No, it's... an even older-school side-scrolling brawler than even Burning Fight, featuring
often-jarring transitions between walking the mean streets and being teleported up into
the clouds where evil presumably-undead ninja and samurai and whatnot *** around and it's
all pretty darn creepy. Still, it's a diversion from the mysterious drumcan chicken standard
of the industry, and the supernatural aspect kinda helps explain the legions of carbon-copied
enemies. Plus... you get to be a dog.
Along the course of the game, our hero - either a Ninja or a... um... cowboy, obligatorily
named Dan and Bill respectively - can recruit an armor-clad dog (whose basic attack doesn't
seem to work all that well but whose jumping Mecha Sonic-style attack is ridiculously effective),
a Samurai in full oni getup (who comes equipped with swords, and thus does at least double
damage to pretty much everything), and... another ninja, who's got shuriken up the ***
and can just rain damage upon everyone. And then he goes and backflips around everywhere.

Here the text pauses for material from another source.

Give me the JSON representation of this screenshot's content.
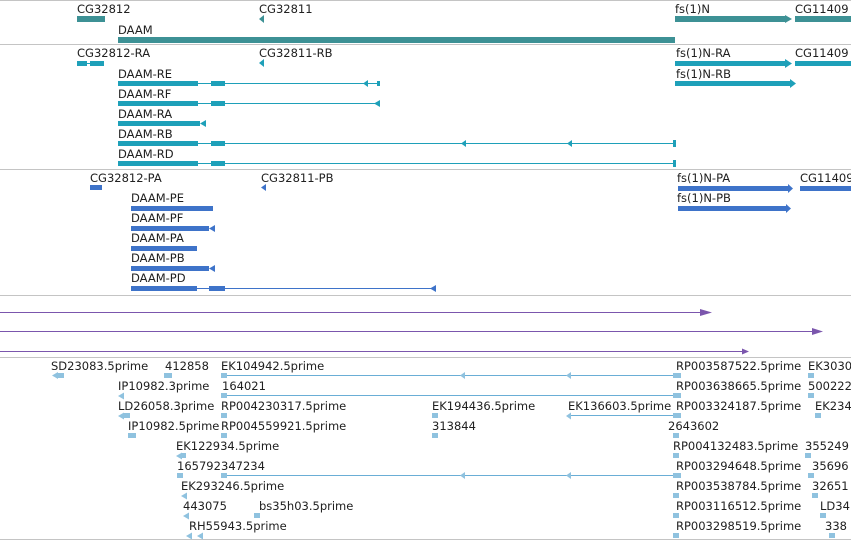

You can switch to these helpers from your basic form whenever the gauge on the top of
the screen tells you you can, but it usually involves taking a free hit due to the latency
involved in, y'know, soul transference. And so it continues, walking to the right because
that's just the direction you go in this genre, and occasionally being summoned to the clouds
for a beating at the hands of this Benkei-looking dude.

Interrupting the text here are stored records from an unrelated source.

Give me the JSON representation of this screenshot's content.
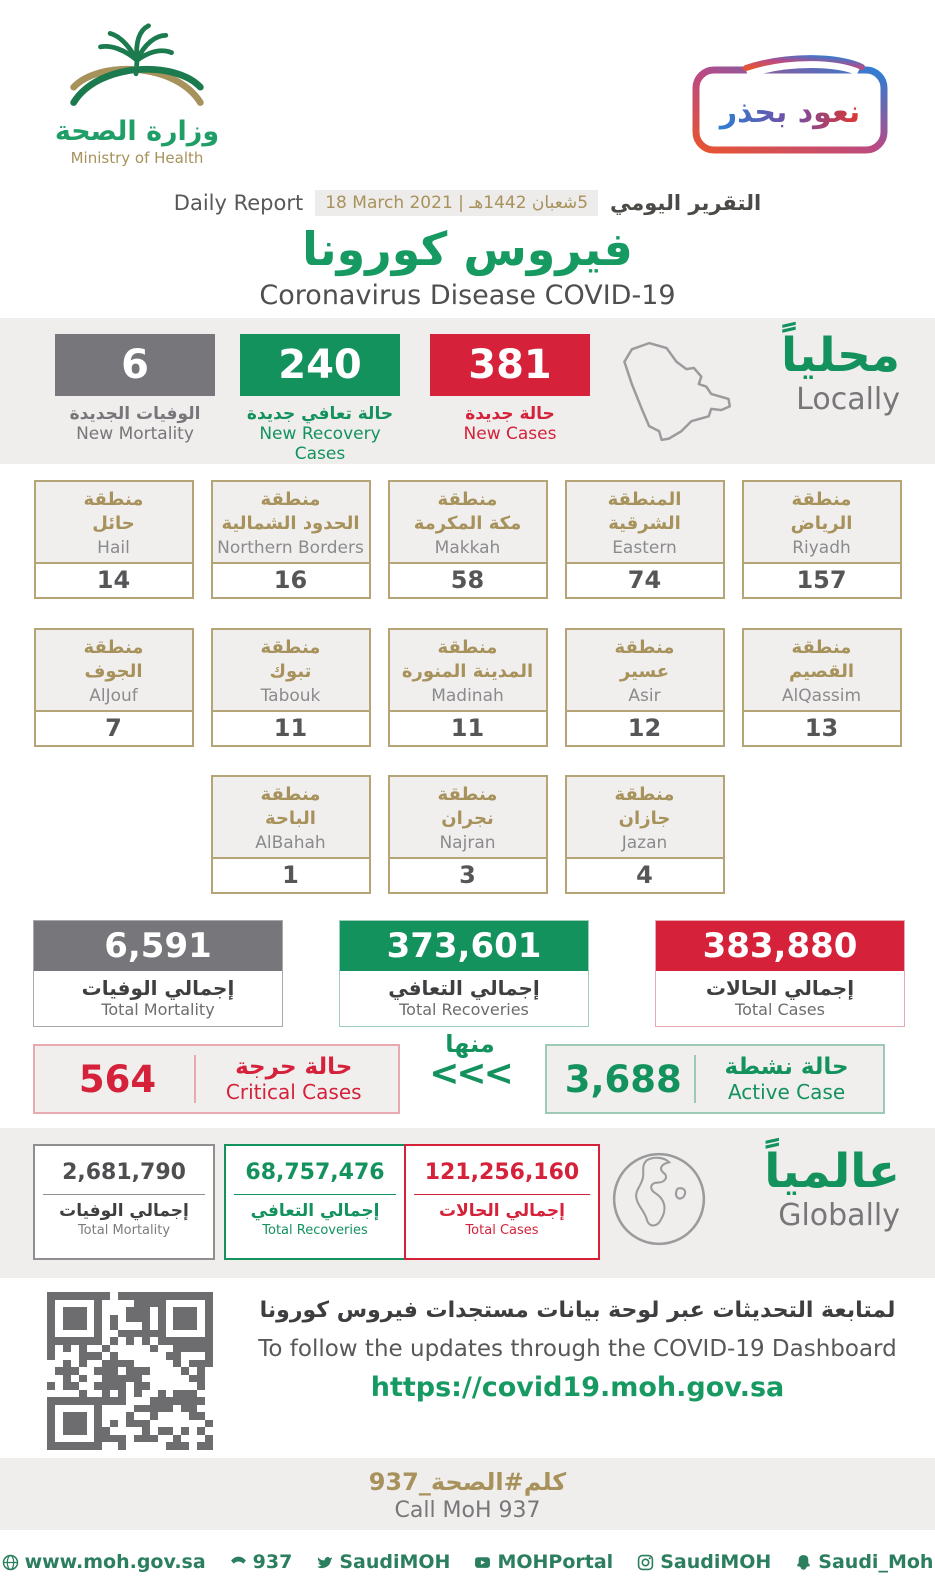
{
  "colors": {
    "green": "#13925e",
    "red": "#d5213a",
    "grey": "#77767a",
    "gold": "#a8925c",
    "band": "#efeeec"
  },
  "header": {
    "ministry_ar": "وزارة الصحة",
    "ministry_en": "Ministry of Health",
    "badge": "نعود بحذر",
    "report_en": "Daily Report",
    "report_ar": "التقرير اليومي",
    "date_hijri": "5شعبان 1442هـ",
    "date_sep": "|",
    "date_greg": "18 March 2021",
    "title_ar": "فيروس كورونا",
    "title_en": "Coronavirus Disease COVID-19"
  },
  "locally": {
    "label_ar": "محلياً",
    "label_en": "Locally",
    "new_mortality": {
      "value": "6",
      "ar": "الوفيات الجديدة",
      "en": "New Mortality"
    },
    "new_recovery": {
      "value": "240",
      "ar": "حالة تعافي جديدة",
      "en": "New Recovery Cases"
    },
    "new_cases": {
      "value": "381",
      "ar": "حالة جديدة",
      "en": "New Cases"
    }
  },
  "regions": [
    {
      "ar_top": "منطقة",
      "ar_name": "حائل",
      "en": "Hail",
      "value": "14"
    },
    {
      "ar_top": "منطقة",
      "ar_name": "الحدود الشمالية",
      "en": "Northern Borders",
      "value": "16"
    },
    {
      "ar_top": "منطقة",
      "ar_name": "مكة المكرمة",
      "en": "Makkah",
      "value": "58"
    },
    {
      "ar_top": "المنطقة",
      "ar_name": "الشرقية",
      "en": "Eastern",
      "value": "74"
    },
    {
      "ar_top": "منطقة",
      "ar_name": "الرياض",
      "en": "Riyadh",
      "value": "157"
    },
    {
      "ar_top": "منطقة",
      "ar_name": "الجوف",
      "en": "AlJouf",
      "value": "7"
    },
    {
      "ar_top": "منطقة",
      "ar_name": "تبوك",
      "en": "Tabouk",
      "value": "11"
    },
    {
      "ar_top": "منطقة",
      "ar_name": "المدينة المنورة",
      "en": "Madinah",
      "value": "11"
    },
    {
      "ar_top": "منطقة",
      "ar_name": "عسير",
      "en": "Asir",
      "value": "12"
    },
    {
      "ar_top": "منطقة",
      "ar_name": "القصيم",
      "en": "AlQassim",
      "value": "13"
    },
    {
      "ar_top": "منطقة",
      "ar_name": "الباحة",
      "en": "AlBahah",
      "value": "1"
    },
    {
      "ar_top": "منطقة",
      "ar_name": "نجران",
      "en": "Najran",
      "value": "3"
    },
    {
      "ar_top": "منطقة",
      "ar_name": "جازان",
      "en": "Jazan",
      "value": "4"
    }
  ],
  "totals": {
    "mortality": {
      "value": "6,591",
      "ar": "إجمالي الوفيات",
      "en": "Total Mortality"
    },
    "recoveries": {
      "value": "373,601",
      "ar": "إجمالي التعافي",
      "en": "Total Recoveries"
    },
    "cases": {
      "value": "383,880",
      "ar": "إجمالي الحالات",
      "en": "Total Cases"
    }
  },
  "critical": {
    "value": "564",
    "ar": "حالة حرجة",
    "en": "Critical Cases"
  },
  "of_which": {
    "ar": "منها",
    "chevrons": "<<<"
  },
  "active": {
    "value": "3,688",
    "ar": "حالة نشطة",
    "en": "Active Case"
  },
  "globally": {
    "label_ar": "عالمياً",
    "label_en": "Globally",
    "mortality": {
      "value": "2,681,790",
      "ar": "إجمالي الوفيات",
      "en": "Total Mortality"
    },
    "recoveries": {
      "value": "68,757,476",
      "ar": "إجمالي التعافي",
      "en": "Total Recoveries"
    },
    "cases": {
      "value": "121,256,160",
      "ar": "إجمالي الحالات",
      "en": "Total Cases"
    }
  },
  "dashboard": {
    "ar": "لمتابعة التحديثات عبر لوحة بيانات مستجدات فيروس كورونا",
    "en": "To follow the updates through the COVID-19 Dashboard",
    "url": "https://covid19.moh.gov.sa"
  },
  "call": {
    "ar": "كلم#الصحة_937",
    "en": "Call MoH 937"
  },
  "footer": {
    "items": [
      {
        "icon": "globe-icon",
        "text": "www.moh.gov.sa"
      },
      {
        "icon": "phone-icon",
        "text": "937"
      },
      {
        "icon": "twitter-icon",
        "text": "SaudiMOH"
      },
      {
        "icon": "youtube-icon",
        "text": "MOHPortal"
      },
      {
        "icon": "instagram-icon",
        "text": "SaudiMOH"
      },
      {
        "icon": "snapchat-icon",
        "text": "Saudi_Moh"
      }
    ]
  }
}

Aside from the creepy disembodied head at the beginning and the rather drastic shifts
in tone throughout the course of the game, Sengoku is... well, a very standard side-scrolling
brawler, punctuated by shiny glowing orbs that occasionally bestow power-ups. Yes, when
you've got the spirit world involved like this, you can manifest a sword or, heck, even
two swords simply by collecting the appropriately-colored dot and standing still until they've been
animated into existence. And that's fortunate, because the extra firepower (or in this case,
steelpower) (unless it's a yellow orb, then it becomes fireball power) certainly comes
in handy against bosses and, yes, even rank-and-file enemies who have not only incredible defenses,
but ways to break your every combo. That is, unless you're swinging around the ol' psychically-generated
Hattori Hanzo steel like you're Uma Thurman and the 5,6,7,8's have just stopped playing.
So does Sengoku stack up against Streets of Final Ninja Sunset X-Turtles Vs. Predator?
Not on your life. Can it suck a few quarters out of morbid curiosity, the kind fueled by
a title screen featuring a disembodied head and cackling laughter? Absolutely. But fortunately,
you can find it these days on your home consoles' Virtual Console or on the SNK Arcade Classics
compilation disc, thus eliminating the need to pump in credit after credit until you've
expended the gross national product of Uganda.